Morgan Stanley Fined $5 Million Over Handling of Facebook IPO

Investment bank, Morgan Stanley, has been fined $5 million by the US state of Massachusetts for its role in the botched Facebook initial public offering (IPO).


Facebook’s IPO descended into farce even before the NASDAQ stock exchange’s systems failed to cope with initial demand for the stock. Allegations that Morgan Stanley, the bank that underwrote Facebook’s IPO didn’t give investors a fair crack at material information that surfaced ahead of the IPO has resulted in the state of Massachusetts slapping the firm with a $5m fine.

Prior to Facebook’s shares going on sale, Morgan Stanley revised earnings and revenue forecasts but gave the information to only a select few investors rather than the public at large.
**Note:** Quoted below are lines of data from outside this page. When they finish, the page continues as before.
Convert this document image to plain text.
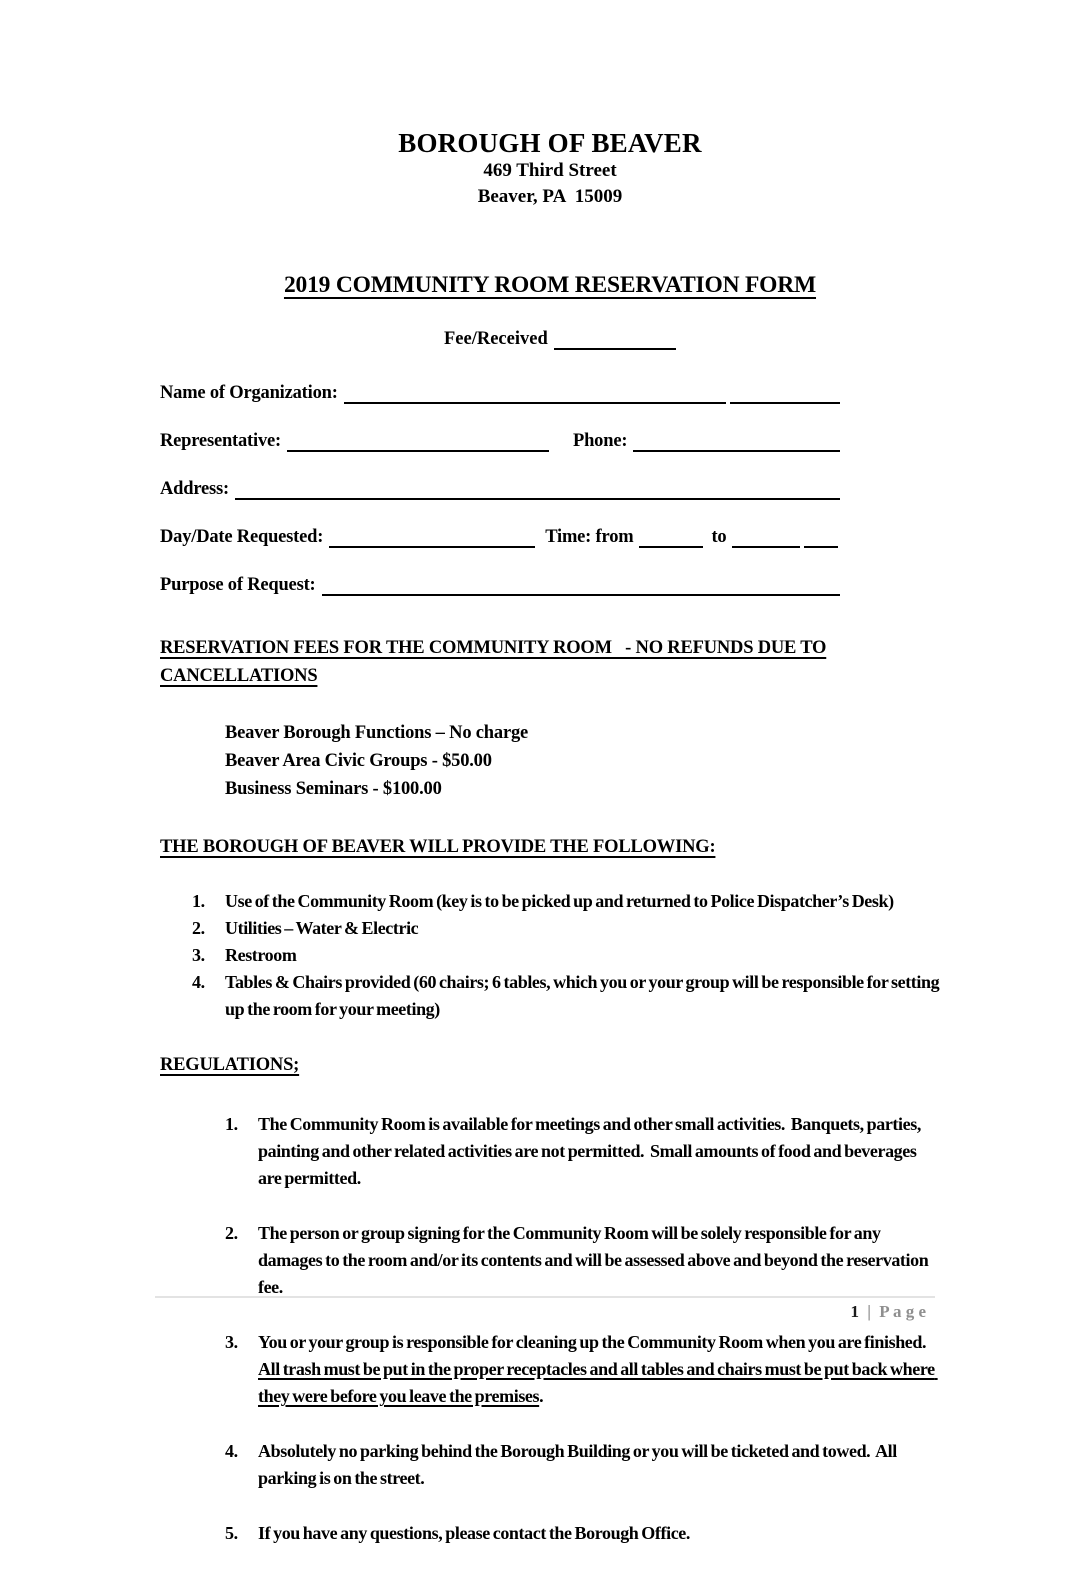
BOROUGH OF BEAVER
469 Third Street
Beaver, PA  15009
2019 COMMUNITY ROOM RESERVATION FORM
Fee/Received
Name of Organization:
Representative:	Phone:
Address:
Day/Date Requested:	Time: from	to
Purpose of Request:
RESERVATION FEES FOR THE COMMUNITY ROOM   - NO REFUNDS DUE TO
CANCELLATIONS
Beaver Borough Functions – No charge
Beaver Area Civic Groups - $50.00
Business Seminars - $100.00
THE BOROUGH OF BEAVER WILL PROVIDE THE FOLLOWING:
1.	Use of the Community Room (key is to be picked up and returned to Police Dispatcher’s Desk)
2.	Utilities – Water & Electric
3.	Restroom
4.	Tables & Chairs provided (60 chairs; 6 tables, which you or your group will be responsible for setting up the room for your meeting)
REGULATIONS;
1.	The Community Room is available for meetings and other small activities.  Banquets, parties, painting and other related activities are not permitted.  Small amounts of food and beverages are permitted.
2.	The person or group signing for the Community Room will be solely responsible for any damages to the room and/or its contents and will be assessed above and beyond the reservation fee.
3.	You or your group is responsible for cleaning up the Community Room when you are finished.  All trash must be put in the proper receptacles and all tables and chairs must be put back where they were before you leave the premises.
4.	Absolutely no parking behind the Borough Building or you will be ticketed and towed.  All parking is on the street.
5.	If you have any questions, please contact the Borough Office.
1 | P a g e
The bank’s fine is the first from the botched Facebook IPO that has seen a number of institutional investors claim damages.

Morgan Stanley said it was “pleased to have reached a settlement”, adding that it is “committed to robust compliance with both the letter and the spirit of all applicable regulations and laws”.

However Massachusetts securities regulator William Galvin was somewhat more pointed with his remarks. He said, “The conduct at Morgan Stanley was more egregious. With [the fine] we will get their attention and begin to take steps in restoring some confidence for retail investors to invest.”